Os exames pré-natais
São considerados a maneira mais segura e eficiente para diagnosticar doenças genéticas, congênitas e de má-formação. "Com as novas tecnologias que temos aqui na Alphasonic conseguimos diagnosticar problemas que podem ser corrigidos ainda no útero, geralmente a partir da 20ª semana de gestação, sem grandes riscos para a mãe e para o filho. Além disso, os exames também asseguram os pais de que a saúde do filho durante a gestação está normal", explica Marcus.
Entre os exames que devem ser realizados estão o de sangue para saber se a gestante já teve rubéola, toxoplasmose, HIV, citomegalovírus e hepatite B. Ele deve ser feito por todas as futuras mamães no primeiro trimestre da gravidez. Outro exame é o de translucência nucal, feito por meio de ultrassom transvaginal ou abdominal, para saber se a criança tem alterações cromossômicas que ocasionam, entre outras patologias, a síndrome de down. Este deve ser feito entre a 11ª e 14ª semana de gravidez.
O ultrassom morfológico, por sua vez, detecta má formação entre a 18ª e 24ª semana de gestação.

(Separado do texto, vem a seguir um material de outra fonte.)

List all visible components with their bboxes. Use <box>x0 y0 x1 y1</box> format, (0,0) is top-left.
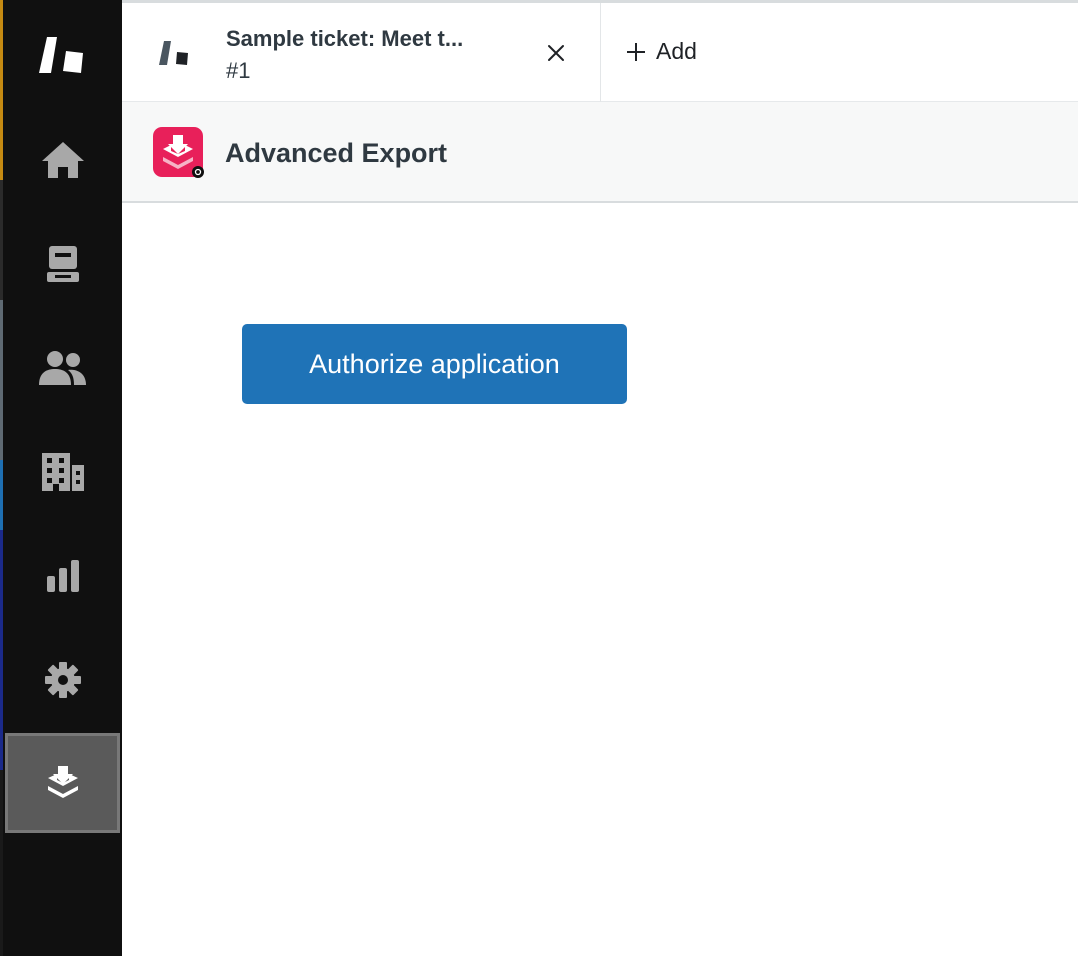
app-title: Advanced Export <box>225 138 448 168</box>
admin-gear-icon <box>44 662 81 698</box>
tab-ticket[interactable]: Sample ticket: Meet t... #1 <box>122 3 601 102</box>
add-tab-label: Add <box>656 38 697 64</box>
reporting-bar-chart-icon <box>46 560 79 592</box>
sidebar-item-organizations[interactable] <box>3 422 122 522</box>
home-icon <box>41 142 84 178</box>
ticket-tab-id: #1 <box>226 58 251 83</box>
views-inbox-icon <box>46 246 79 282</box>
sidebar-item-customers[interactable] <box>3 318 122 418</box>
app-content: Authorize application <box>122 203 1078 956</box>
tab-bar: Sample ticket: Meet t... #1 Add <box>122 0 1078 102</box>
ticket-tab-title: Sample ticket: Meet t... <box>226 26 464 51</box>
app-window: Sample ticket: Meet t... #1 Add Advanced… <box>0 0 1078 956</box>
close-icon[interactable] <box>546 43 566 63</box>
zendesk-logo-icon <box>38 37 83 73</box>
sidebar-item-admin[interactable] <box>3 630 122 730</box>
app-header: Advanced Export <box>122 102 1078 203</box>
sidebar-nav <box>3 0 122 956</box>
organizations-building-icon <box>41 453 84 491</box>
advanced-export-logo-icon <box>153 127 204 178</box>
authorize-application-button[interactable]: Authorize application <box>242 324 627 404</box>
ticket-logo-icon <box>159 41 188 65</box>
sidebar-item-advanced-export[interactable] <box>5 733 120 833</box>
add-tab-button[interactable]: Add <box>626 38 697 65</box>
sidebar-item-reporting[interactable] <box>3 526 122 626</box>
sidebar-item-home[interactable] <box>3 110 122 210</box>
sidebar-item-logo[interactable] <box>3 5 122 105</box>
customers-icon <box>38 351 86 385</box>
sidebar-item-views[interactable] <box>3 214 122 314</box>
plus-icon <box>627 42 645 61</box>
advanced-export-app-icon <box>47 766 78 798</box>
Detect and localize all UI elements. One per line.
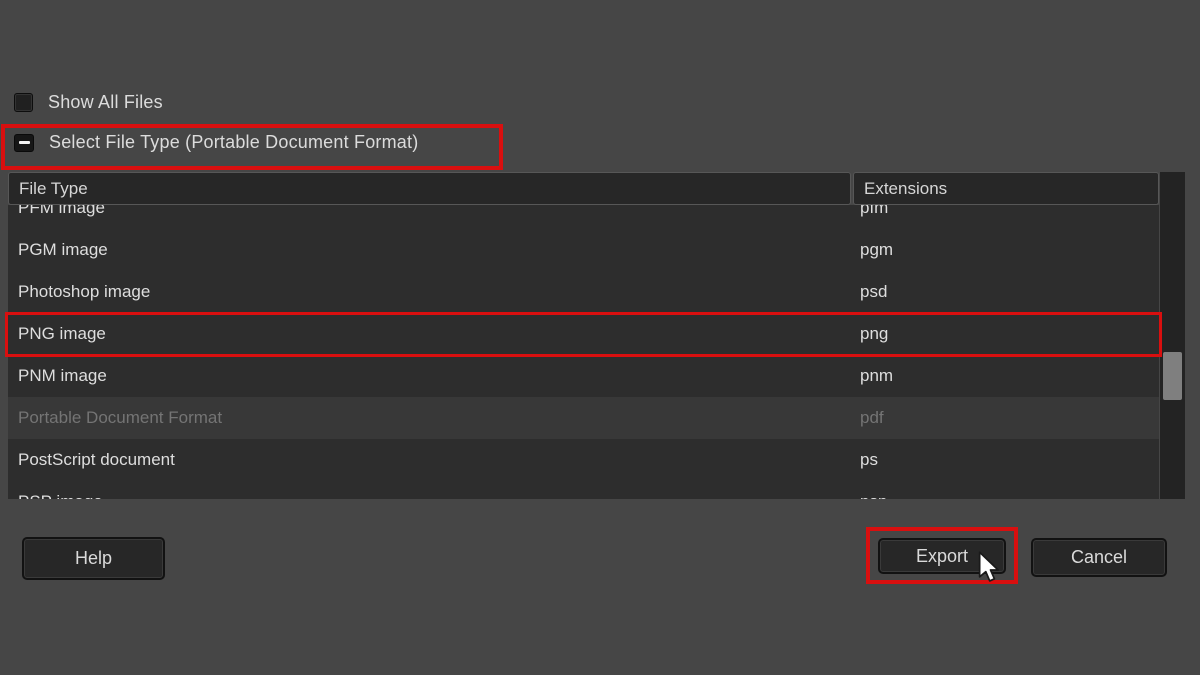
file-type-cell: PNG image	[8, 324, 853, 344]
file-type-cell: PFM image	[8, 205, 853, 218]
table-row[interactable]: PNM imagepnm	[8, 355, 1159, 397]
file-type-cell: PSP image	[8, 492, 853, 499]
file-type-cell: PostScript document	[8, 450, 853, 470]
file-table-body: PFM imagepfmPGM imagepgmPhotoshop imagep…	[8, 205, 1159, 499]
file-type-cell: Portable Document Format	[8, 408, 853, 428]
export-button[interactable]: Export	[878, 538, 1006, 574]
table-row[interactable]: PFM imagepfm	[8, 205, 1159, 229]
select-file-type-label[interactable]: Select File Type (Portable Document Form…	[49, 132, 418, 153]
help-button[interactable]: Help	[22, 537, 165, 580]
extension-cell: ps	[853, 450, 878, 470]
extension-cell: pnm	[853, 366, 893, 386]
column-header-file-type[interactable]: File Type	[8, 172, 851, 205]
file-type-table: File Type Extensions PFM imagepfmPGM ima…	[8, 172, 1185, 499]
show-all-files-checkbox[interactable]	[14, 93, 33, 112]
extension-cell: pgm	[853, 240, 893, 260]
table-row[interactable]: PGM imagepgm	[8, 229, 1159, 271]
vertical-scrollbar[interactable]	[1160, 172, 1185, 499]
scrollbar-thumb[interactable]	[1163, 352, 1182, 400]
table-row[interactable]: PSP imagepsp	[8, 481, 1159, 499]
cancel-button[interactable]: Cancel	[1031, 538, 1167, 577]
file-type-cell: PNM image	[8, 366, 853, 386]
show-all-files-label[interactable]: Show All Files	[48, 92, 163, 113]
select-file-type-option[interactable]: Select File Type (Portable Document Form…	[14, 132, 418, 153]
table-row[interactable]: PostScript documentps	[8, 439, 1159, 481]
extension-cell: pdf	[853, 408, 884, 428]
extension-cell: png	[853, 324, 888, 344]
table-row[interactable]: PNG imagepng	[8, 313, 1159, 355]
extension-cell: pfm	[853, 205, 888, 218]
expander-collapse-icon[interactable]	[14, 134, 34, 152]
show-all-files-option[interactable]: Show All Files	[14, 92, 163, 113]
file-type-cell: PGM image	[8, 240, 853, 260]
column-header-extensions[interactable]: Extensions	[853, 172, 1159, 205]
extension-cell: psd	[853, 282, 887, 302]
table-row[interactable]: Photoshop imagepsd	[8, 271, 1159, 313]
extension-cell: psp	[853, 492, 887, 499]
file-type-cell: Photoshop image	[8, 282, 853, 302]
table-row[interactable]: Portable Document Formatpdf	[8, 397, 1159, 439]
table-header: File Type Extensions	[8, 172, 1185, 205]
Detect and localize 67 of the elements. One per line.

Existe ainda a ecocardiografia fetal, que é feita por meio de ultrassom pélvico para avaliar a má-formação cardíaca da criança. Este exame pode ser feito a partir da 20ª semana. Finalmente, um dos mais esperados pelas mães, que é o ultrassom 4D, também a partir da vigésima semana. O exame permite visualizar, fotografar e filmar de forma nítida os traços da criança, e ainda permite aos médicos visualizarem qualquer alteração.
"Estes são apenas alguns dos exames que as mamães devem fazer para passar os nove meses da gravidez tranquila e segura de que a saúde do filho está em dia. Portanto, ao descobrir a gestação, a paciente deve procurar imediatamente o seu médico para começar o pré-natal e garantir uma gestação segura", finaliza o diretor da Alphasonic.